Mars Rover Opportunity Gets Green Light To Enter Crater

MEDIA RELATIONS OFFICE JET PROPULSION LABORATORY CALIFORNIA INSTITUTE OF TECHNOLOGY NATIONAL AERONAUTICS AND SPACE ADMINISTRATION
PASADENA, CALIFORNIA 91109. TELEPHONE (818) 354-5011 http://www.jpl.nasa.gov
Guy Webster (818) 354-6278 Jet Propulsion Laboratory, Pasadena, Calif.
Donald Savage (202) 358-1547 NASA Headquarters, Washington, D.C.
NEWS RELEASE: 2004-142 June 4, 2004
Mars Rover Opportunity Gets Green Light To Enter Crater
NASA has decided the potential science value gained by sending Opportunity into a martian impact crater likely outweighs the risk of the intrepid explorer not being able to get back out.
Opportunity has been examining the rim of the stadium-sized "Endurance Crater" since late May. The rover team used observations of the depression to evaluate potential science benefits of entering the crater and the traversability of its inner slopes.
The soonest Opportunity could enter Endurance is early next week. It will drive to the top of a prospective entry-and-exit route on the southern edge of the crater and make a final check of the slope. If the route is no steeper than what recent testing runs at NASA's Jet Propulsion Laboratory, Pasadena, Calif., suggest a rover can climb, controllers plan to radio Opportunity the command to go into the crater.

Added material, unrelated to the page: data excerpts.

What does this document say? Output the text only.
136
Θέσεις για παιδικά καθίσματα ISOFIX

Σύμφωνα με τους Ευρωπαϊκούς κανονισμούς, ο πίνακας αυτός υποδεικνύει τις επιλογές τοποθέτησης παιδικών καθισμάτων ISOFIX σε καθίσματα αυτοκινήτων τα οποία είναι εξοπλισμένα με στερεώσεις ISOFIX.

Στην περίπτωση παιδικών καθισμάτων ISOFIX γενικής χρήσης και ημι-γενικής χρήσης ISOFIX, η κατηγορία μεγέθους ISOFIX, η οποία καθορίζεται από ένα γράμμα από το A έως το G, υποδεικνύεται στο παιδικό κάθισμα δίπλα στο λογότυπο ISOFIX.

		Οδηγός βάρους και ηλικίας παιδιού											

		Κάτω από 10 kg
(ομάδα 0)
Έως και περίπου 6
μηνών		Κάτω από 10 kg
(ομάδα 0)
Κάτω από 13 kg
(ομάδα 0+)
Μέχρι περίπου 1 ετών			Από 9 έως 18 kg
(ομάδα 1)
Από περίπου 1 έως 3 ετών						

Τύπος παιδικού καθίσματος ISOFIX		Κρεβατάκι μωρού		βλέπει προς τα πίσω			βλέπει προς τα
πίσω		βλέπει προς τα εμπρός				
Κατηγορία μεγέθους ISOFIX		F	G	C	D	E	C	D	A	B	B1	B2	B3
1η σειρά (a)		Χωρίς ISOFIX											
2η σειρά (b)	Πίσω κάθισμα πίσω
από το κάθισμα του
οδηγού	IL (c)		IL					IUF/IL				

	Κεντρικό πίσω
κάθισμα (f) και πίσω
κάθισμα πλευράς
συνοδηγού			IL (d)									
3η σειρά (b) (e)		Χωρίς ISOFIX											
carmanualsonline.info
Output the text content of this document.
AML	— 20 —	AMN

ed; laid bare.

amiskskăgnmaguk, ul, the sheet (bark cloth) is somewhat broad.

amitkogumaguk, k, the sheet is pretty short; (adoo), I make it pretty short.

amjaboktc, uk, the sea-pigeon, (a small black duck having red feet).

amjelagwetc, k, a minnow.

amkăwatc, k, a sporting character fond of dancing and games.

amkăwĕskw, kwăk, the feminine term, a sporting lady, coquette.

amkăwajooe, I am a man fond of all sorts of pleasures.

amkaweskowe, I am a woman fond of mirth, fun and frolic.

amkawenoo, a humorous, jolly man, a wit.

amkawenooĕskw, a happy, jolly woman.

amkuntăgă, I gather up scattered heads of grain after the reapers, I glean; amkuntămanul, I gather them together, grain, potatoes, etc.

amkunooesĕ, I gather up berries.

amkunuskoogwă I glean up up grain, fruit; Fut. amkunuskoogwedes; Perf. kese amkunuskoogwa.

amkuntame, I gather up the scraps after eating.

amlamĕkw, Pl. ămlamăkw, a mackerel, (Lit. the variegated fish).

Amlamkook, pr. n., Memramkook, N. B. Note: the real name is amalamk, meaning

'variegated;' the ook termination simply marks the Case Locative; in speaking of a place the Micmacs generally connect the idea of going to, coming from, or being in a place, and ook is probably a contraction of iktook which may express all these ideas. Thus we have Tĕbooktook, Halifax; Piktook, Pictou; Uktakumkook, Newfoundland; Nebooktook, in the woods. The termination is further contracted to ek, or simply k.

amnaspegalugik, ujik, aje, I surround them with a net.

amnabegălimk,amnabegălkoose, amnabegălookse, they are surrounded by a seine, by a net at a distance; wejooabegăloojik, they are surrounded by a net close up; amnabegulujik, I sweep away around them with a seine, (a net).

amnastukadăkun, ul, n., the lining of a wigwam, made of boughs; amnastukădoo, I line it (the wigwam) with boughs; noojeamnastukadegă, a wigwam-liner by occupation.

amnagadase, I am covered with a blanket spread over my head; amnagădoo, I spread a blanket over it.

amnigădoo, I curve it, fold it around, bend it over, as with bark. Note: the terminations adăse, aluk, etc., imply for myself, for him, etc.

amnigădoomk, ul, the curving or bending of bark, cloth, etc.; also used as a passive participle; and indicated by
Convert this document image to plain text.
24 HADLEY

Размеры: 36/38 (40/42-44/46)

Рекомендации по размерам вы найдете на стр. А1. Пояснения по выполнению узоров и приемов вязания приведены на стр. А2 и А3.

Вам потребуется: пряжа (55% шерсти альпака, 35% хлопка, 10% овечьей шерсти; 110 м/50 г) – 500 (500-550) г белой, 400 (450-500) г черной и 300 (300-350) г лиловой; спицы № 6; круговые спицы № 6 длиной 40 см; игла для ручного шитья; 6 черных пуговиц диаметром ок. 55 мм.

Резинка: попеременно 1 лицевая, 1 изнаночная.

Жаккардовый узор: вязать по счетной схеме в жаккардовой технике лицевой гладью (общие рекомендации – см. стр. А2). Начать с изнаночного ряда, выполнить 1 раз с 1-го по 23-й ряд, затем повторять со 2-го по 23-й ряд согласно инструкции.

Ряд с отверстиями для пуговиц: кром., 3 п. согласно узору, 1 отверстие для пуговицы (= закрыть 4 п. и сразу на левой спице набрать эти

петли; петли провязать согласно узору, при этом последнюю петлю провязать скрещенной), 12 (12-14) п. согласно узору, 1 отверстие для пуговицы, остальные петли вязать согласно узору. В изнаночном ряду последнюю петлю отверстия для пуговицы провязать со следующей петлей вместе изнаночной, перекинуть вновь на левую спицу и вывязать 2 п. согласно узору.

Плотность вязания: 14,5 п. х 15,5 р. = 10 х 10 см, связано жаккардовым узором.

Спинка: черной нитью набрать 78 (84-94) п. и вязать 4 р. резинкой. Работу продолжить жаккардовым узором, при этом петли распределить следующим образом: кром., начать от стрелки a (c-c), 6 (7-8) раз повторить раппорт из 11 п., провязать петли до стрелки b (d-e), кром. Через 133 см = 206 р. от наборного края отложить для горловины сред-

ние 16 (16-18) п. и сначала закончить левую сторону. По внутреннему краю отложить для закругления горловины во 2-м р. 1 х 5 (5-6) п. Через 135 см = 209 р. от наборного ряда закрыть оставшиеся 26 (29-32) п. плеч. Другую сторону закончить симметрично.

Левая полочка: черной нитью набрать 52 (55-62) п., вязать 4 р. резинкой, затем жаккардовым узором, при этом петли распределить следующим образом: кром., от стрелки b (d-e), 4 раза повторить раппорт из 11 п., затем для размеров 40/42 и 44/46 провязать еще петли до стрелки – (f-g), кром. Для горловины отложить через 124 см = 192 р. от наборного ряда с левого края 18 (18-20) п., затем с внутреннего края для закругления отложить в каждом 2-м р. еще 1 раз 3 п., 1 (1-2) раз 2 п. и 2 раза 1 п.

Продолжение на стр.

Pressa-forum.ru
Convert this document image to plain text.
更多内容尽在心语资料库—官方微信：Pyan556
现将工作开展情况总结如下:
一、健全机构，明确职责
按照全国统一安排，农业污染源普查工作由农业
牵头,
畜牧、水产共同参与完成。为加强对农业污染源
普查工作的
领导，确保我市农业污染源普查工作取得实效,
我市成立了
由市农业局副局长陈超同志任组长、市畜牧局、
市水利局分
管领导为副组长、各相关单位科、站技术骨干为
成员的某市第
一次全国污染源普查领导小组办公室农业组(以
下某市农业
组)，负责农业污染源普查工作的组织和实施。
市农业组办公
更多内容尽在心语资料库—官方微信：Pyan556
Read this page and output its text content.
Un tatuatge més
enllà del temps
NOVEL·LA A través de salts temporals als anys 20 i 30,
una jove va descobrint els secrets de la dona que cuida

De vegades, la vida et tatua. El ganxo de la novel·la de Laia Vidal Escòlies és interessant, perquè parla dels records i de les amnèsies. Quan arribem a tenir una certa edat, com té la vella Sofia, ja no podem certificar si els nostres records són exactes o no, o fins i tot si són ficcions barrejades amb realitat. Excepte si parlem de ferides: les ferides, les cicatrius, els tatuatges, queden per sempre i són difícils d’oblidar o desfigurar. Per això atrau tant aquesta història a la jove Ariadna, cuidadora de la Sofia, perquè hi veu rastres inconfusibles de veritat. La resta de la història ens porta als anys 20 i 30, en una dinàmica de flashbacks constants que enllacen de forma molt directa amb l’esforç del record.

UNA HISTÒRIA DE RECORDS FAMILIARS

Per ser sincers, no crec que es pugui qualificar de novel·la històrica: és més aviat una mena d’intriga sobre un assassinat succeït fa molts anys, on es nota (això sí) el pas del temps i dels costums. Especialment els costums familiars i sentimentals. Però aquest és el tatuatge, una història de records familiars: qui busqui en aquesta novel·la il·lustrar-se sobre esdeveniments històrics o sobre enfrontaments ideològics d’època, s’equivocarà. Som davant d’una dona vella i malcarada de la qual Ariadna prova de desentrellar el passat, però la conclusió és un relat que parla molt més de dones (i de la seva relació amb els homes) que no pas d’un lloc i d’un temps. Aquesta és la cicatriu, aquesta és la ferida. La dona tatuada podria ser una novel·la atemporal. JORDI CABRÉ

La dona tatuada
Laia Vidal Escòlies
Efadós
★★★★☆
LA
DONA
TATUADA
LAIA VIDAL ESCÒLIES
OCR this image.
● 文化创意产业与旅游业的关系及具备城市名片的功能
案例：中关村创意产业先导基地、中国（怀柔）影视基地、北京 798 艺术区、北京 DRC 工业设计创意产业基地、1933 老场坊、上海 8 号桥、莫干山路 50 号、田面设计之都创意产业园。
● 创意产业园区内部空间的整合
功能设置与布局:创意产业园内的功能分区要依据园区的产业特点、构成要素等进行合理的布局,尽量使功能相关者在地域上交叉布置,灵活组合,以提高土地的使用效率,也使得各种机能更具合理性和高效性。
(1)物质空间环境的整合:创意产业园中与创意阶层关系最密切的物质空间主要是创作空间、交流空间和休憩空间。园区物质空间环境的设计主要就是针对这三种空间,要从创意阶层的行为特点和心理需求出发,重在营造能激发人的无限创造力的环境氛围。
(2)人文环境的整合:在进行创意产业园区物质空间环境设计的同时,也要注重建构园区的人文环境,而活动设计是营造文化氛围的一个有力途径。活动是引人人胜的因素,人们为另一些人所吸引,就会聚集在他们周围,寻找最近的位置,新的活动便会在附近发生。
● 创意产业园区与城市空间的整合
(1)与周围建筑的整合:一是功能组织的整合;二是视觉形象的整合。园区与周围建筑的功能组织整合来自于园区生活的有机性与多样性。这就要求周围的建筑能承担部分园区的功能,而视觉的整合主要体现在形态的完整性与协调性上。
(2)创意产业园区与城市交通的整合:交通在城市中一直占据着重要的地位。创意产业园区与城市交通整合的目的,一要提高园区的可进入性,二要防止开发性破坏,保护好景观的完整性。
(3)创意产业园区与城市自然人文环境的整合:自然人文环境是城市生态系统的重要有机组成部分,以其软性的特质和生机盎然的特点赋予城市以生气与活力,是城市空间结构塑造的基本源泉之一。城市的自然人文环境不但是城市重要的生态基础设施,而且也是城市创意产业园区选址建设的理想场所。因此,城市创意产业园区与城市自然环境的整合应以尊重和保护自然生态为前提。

"This is a crucial and careful decision for the Mars Exploration Rovers' extended mission," said Dr. Edward Weiler, NASA's associate administrator for space science. "Layered rock exposures inside Endurance Crater may add significantly to the story of a watery past environment that Opportunity has already begun telling us. The analysis just completed by the rover team shows likelihood that Opportunity will be able to drive to a diagnostic rock exposure, examine it, and then drive out of the crater. However, there's no guarantee of getting out again, so we also considered what science opportunities outside the crater would be forfeited if the rover spends its remaining operational life inside the crater."
Opportunity and its twin, Spirit, successfully completed their primary three-month missions on Mars in April.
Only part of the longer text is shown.